For now, all eyes are on the Punjab government’s ability to finalize the delimitation rules within the four-week deadline. Whether this latest reform leads to elections or resets the clock once again will test the province’s long-held promise to restore local democracy.
Punjab Governor informed about LG Law 2025
Meanwhile, the Punjab Governor was informed about the newly passed Local Government Act, 2025, a law that forced the ECP to postpone elections in the province.
Punjab Special Secretary Local Government Arshad Baig asked Punjab Governor Sardar Saleem Haider Khan at Governor House Lahore to give full confidence in the five-year Local Government Act 2025.
During the briefing, the special secretary said the tenure of the local bodies would be five years. He said that under Law 2025, each union council would have 13 members representing a population of 25,000 people, including nine directly elected councilors and four reserved seats.

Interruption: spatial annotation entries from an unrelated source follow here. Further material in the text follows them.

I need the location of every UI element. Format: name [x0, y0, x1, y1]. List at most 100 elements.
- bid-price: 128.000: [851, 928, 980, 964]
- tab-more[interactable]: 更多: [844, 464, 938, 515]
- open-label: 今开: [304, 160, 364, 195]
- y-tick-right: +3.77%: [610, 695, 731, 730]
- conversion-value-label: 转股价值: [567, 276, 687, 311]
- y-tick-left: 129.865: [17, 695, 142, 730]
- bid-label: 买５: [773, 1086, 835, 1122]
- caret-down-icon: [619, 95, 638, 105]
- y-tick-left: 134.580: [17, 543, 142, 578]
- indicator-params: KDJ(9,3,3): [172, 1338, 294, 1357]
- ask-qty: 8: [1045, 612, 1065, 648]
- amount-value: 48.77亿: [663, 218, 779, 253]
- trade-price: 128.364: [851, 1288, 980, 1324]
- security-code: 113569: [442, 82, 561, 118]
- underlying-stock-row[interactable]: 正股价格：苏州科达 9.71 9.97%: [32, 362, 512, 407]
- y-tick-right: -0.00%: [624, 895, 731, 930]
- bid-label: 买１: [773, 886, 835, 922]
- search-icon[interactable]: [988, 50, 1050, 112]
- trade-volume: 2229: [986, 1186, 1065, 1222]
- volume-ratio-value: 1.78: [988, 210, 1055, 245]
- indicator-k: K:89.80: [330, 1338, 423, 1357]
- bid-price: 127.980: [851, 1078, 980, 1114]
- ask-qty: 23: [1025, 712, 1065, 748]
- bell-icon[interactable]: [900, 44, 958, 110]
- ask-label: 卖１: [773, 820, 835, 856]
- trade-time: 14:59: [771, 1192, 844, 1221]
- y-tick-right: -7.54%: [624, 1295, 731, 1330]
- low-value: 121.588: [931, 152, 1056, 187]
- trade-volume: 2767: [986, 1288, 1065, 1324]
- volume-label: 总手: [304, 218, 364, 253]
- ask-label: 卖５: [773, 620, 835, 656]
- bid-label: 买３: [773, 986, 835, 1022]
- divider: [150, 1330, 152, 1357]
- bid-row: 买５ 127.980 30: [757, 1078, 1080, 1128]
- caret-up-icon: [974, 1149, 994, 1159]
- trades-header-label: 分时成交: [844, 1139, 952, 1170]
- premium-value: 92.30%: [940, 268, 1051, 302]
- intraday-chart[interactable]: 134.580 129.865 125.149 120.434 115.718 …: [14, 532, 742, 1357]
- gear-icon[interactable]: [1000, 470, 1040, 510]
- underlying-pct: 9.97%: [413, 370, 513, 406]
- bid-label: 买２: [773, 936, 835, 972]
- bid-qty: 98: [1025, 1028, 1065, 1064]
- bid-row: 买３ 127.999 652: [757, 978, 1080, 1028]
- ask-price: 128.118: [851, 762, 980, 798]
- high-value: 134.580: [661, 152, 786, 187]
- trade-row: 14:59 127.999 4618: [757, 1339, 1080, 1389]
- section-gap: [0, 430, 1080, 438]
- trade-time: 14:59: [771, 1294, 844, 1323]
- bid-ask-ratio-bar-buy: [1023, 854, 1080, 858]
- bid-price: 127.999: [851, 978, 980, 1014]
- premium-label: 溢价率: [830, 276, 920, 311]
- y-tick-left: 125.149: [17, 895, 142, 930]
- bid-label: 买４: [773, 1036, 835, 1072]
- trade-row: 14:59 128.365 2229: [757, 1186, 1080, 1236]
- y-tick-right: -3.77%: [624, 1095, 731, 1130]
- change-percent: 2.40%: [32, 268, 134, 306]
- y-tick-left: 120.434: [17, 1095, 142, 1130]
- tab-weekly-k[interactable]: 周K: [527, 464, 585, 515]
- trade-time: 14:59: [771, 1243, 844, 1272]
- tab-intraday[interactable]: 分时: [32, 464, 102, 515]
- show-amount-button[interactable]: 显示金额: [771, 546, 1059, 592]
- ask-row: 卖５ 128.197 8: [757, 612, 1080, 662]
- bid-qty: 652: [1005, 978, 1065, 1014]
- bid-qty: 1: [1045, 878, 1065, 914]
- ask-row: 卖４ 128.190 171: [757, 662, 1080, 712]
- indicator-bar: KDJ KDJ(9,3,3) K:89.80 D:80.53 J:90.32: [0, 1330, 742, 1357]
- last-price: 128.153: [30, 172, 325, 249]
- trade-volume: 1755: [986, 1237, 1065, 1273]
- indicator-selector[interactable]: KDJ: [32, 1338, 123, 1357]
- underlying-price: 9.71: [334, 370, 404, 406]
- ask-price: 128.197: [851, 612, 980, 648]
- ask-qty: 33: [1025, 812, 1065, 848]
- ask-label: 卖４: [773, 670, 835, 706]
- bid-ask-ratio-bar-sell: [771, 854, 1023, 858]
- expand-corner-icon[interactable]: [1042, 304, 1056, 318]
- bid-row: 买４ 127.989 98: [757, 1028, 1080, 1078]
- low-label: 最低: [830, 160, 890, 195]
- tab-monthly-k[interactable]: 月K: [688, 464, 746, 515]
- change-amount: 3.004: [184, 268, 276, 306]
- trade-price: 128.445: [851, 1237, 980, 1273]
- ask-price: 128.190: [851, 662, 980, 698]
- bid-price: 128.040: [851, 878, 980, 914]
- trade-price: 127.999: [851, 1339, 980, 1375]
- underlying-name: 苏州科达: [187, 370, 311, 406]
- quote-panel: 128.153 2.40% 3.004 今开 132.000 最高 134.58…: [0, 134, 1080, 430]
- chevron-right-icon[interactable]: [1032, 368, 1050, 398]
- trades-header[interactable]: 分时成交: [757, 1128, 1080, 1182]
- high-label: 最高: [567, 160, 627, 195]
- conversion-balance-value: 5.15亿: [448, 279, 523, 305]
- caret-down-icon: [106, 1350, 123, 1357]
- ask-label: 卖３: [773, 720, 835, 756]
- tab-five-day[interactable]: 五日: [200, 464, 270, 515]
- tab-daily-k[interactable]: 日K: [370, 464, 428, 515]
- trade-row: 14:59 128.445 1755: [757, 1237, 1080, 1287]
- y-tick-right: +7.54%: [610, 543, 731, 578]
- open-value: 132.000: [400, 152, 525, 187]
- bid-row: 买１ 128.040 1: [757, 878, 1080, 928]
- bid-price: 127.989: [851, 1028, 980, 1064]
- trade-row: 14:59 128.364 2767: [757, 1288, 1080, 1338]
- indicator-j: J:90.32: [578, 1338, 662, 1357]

The reserved seats will be for a woman, a young person, a worker and a minority. The names of the president and vice president will be chosen through internal elections of the union council. He said that elected members must join one or the other political party within a month, while in the union council the district system should be abolished.
On the occasion, the governor said that devolution of powers to the grassroots and provision of basic services to the people should be the top priority of the government. He said devolution of powers to the people is the objective of the PPP.
The Punjab Governor said that the local government system is the foundation of any democratic system. He said local government elections are the need of the hour.
The governor said that with the implementation of the Local Government Law of 2025, the level of union councils will be expanded and funds will be transferred. He further said that the PPP is a popular party and brings its workers and activists to the corridors of power. The governor expressed hope that local government elections would be held soon in the province.
Apparently without realizing it, PPP was caught off guard with this decision. Some in the PPP saw an extraterrestrial hand in the postponement of these elections.
A leader opined that delaying the elections at this time does not make sense as the PTI is in chains and there is no real competitor.